Zacarias Moussaoui verdict

For the record, I fully support the life sentence handed down for Zacarias Moussaoui.  In this particular case, a death sentence would have made him a martyr, something America really shouldn’t do in these cases.  Not only that, but the man is a nut, someone al-Qaida didn’t even trust to participate in the main attacks and who couldn’t even make it through flight training.  His performance in court strengthens the argument that he’s just a whackjob, an inept bit player at best, the al-Qaida wannabe that al-Qaida never wanted.  His link to 9/11 is seriously in question, something he has claimed but which remains unclear and unproven and doubtful.  Not only that, but he was in jail on 9/11.  Conspiracy is not action, yet many wanted to kill him simply because he may have participated given the chance and al-Qaida’s interest in having a nutjob involved in such a serious plan.

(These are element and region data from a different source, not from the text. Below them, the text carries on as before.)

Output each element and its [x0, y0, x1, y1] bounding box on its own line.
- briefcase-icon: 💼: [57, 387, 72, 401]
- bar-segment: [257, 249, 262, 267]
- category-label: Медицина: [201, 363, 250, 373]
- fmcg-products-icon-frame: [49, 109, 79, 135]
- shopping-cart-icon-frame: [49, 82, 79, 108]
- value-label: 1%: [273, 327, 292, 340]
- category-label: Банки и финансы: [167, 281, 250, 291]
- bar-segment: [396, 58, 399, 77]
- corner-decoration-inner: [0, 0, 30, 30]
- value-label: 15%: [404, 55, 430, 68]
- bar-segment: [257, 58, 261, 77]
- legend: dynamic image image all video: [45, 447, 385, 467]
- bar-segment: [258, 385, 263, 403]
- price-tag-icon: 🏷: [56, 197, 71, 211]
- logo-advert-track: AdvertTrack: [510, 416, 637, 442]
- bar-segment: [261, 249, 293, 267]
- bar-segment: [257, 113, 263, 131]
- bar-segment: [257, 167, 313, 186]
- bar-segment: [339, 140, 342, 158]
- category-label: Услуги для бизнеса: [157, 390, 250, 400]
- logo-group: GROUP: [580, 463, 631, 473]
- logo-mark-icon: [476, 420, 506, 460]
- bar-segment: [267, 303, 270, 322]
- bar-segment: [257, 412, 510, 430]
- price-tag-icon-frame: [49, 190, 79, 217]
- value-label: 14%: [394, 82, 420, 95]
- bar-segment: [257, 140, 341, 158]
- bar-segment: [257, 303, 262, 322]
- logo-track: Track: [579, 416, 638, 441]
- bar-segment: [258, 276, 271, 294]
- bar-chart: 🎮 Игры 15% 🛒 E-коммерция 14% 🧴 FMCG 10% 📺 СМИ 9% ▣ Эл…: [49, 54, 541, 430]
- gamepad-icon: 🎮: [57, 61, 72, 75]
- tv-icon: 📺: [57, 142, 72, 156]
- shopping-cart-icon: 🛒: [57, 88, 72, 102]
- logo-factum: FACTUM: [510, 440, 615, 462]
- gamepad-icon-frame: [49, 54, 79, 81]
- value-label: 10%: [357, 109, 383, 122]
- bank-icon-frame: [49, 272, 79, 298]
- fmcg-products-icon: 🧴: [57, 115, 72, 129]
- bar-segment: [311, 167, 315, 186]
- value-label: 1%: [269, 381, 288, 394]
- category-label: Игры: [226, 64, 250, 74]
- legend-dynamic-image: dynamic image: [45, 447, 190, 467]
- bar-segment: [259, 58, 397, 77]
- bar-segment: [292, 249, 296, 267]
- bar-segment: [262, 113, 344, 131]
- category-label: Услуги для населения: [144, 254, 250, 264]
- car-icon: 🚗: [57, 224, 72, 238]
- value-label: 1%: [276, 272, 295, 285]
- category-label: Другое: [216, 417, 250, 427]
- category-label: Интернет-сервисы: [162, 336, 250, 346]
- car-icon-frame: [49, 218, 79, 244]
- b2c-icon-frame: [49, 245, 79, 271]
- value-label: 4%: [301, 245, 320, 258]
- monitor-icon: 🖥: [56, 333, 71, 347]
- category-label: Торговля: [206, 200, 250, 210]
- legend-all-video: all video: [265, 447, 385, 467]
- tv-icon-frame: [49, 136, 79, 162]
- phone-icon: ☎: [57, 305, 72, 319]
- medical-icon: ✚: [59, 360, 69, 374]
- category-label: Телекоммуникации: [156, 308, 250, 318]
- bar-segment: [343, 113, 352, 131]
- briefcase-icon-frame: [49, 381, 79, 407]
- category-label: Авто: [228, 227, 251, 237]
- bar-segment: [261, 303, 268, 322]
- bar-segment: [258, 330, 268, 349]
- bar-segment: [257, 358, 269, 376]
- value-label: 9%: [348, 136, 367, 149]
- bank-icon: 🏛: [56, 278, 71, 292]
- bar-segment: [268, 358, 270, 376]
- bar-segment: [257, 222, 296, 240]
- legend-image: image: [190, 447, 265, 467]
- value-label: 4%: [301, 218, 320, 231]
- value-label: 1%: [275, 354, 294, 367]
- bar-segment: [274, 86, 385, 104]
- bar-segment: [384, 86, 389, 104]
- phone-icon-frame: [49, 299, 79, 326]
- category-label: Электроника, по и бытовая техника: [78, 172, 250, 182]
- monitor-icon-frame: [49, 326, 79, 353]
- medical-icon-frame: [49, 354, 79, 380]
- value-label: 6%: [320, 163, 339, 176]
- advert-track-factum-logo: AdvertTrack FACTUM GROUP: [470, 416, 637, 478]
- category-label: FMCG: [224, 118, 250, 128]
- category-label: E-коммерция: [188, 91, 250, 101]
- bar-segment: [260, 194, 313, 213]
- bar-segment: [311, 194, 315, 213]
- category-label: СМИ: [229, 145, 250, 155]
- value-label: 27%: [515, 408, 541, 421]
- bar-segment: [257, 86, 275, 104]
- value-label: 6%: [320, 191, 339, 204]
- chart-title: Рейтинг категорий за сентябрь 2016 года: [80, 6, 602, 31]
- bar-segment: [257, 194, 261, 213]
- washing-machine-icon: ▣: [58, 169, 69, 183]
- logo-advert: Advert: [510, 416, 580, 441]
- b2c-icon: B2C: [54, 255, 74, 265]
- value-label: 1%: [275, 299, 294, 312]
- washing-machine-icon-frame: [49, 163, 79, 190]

More generally, I don’t agree with the death penalty under any circumstances.  I won’t beat this topic to death, but let me ramble briefly.

As a deterrent, capital punishment fails miserably.  If it really worked like that, Texas would be eternally free of capital crimes as it practices the death penalty with unequaled abandon.

State-sponsored murder is still murder, and telling our children they shouldn’t kill someone when the state does it in large numbers can only cause further societal degradation by way of confusion and mixed messages about the sanctity of life.  What it does teach is that human lives can be weighed to determine which are worthy of protection and which can be ended at will.

Killing another human being after the fact is not punishment; it’s revenge.  You see, punishment is meant to teach a lesson.  It’s difficult to learn anything after being killed.

Unlike life in prison, you can not end a death penalty when new evidence surfaces after initial sentencing.  One need only examine the spate of long-term jail sentences and death row inmates released long after they are sentenced based on new vindicating evidence to understand why the death penalty is far too permanent to be exacted by our imperfect legal system.

Capital punishment goes beyond the odious “eye for an eye” mentality as it is not necessary to kill someone in order for the state to deem you worthy of death.  What message does this send?  And to whom?

Ultimately, I’m quite satisfied with the Moussaoui verdict and punishment.  It loses him in a maximum security dungeon somewhere, isolates him from everything and everyone, and makes him forgettable.  This is a better option that creating a martyr, especially when we can’t even demonstrate beyond reasonable doubt that he bore any direct responsibility for 9/11.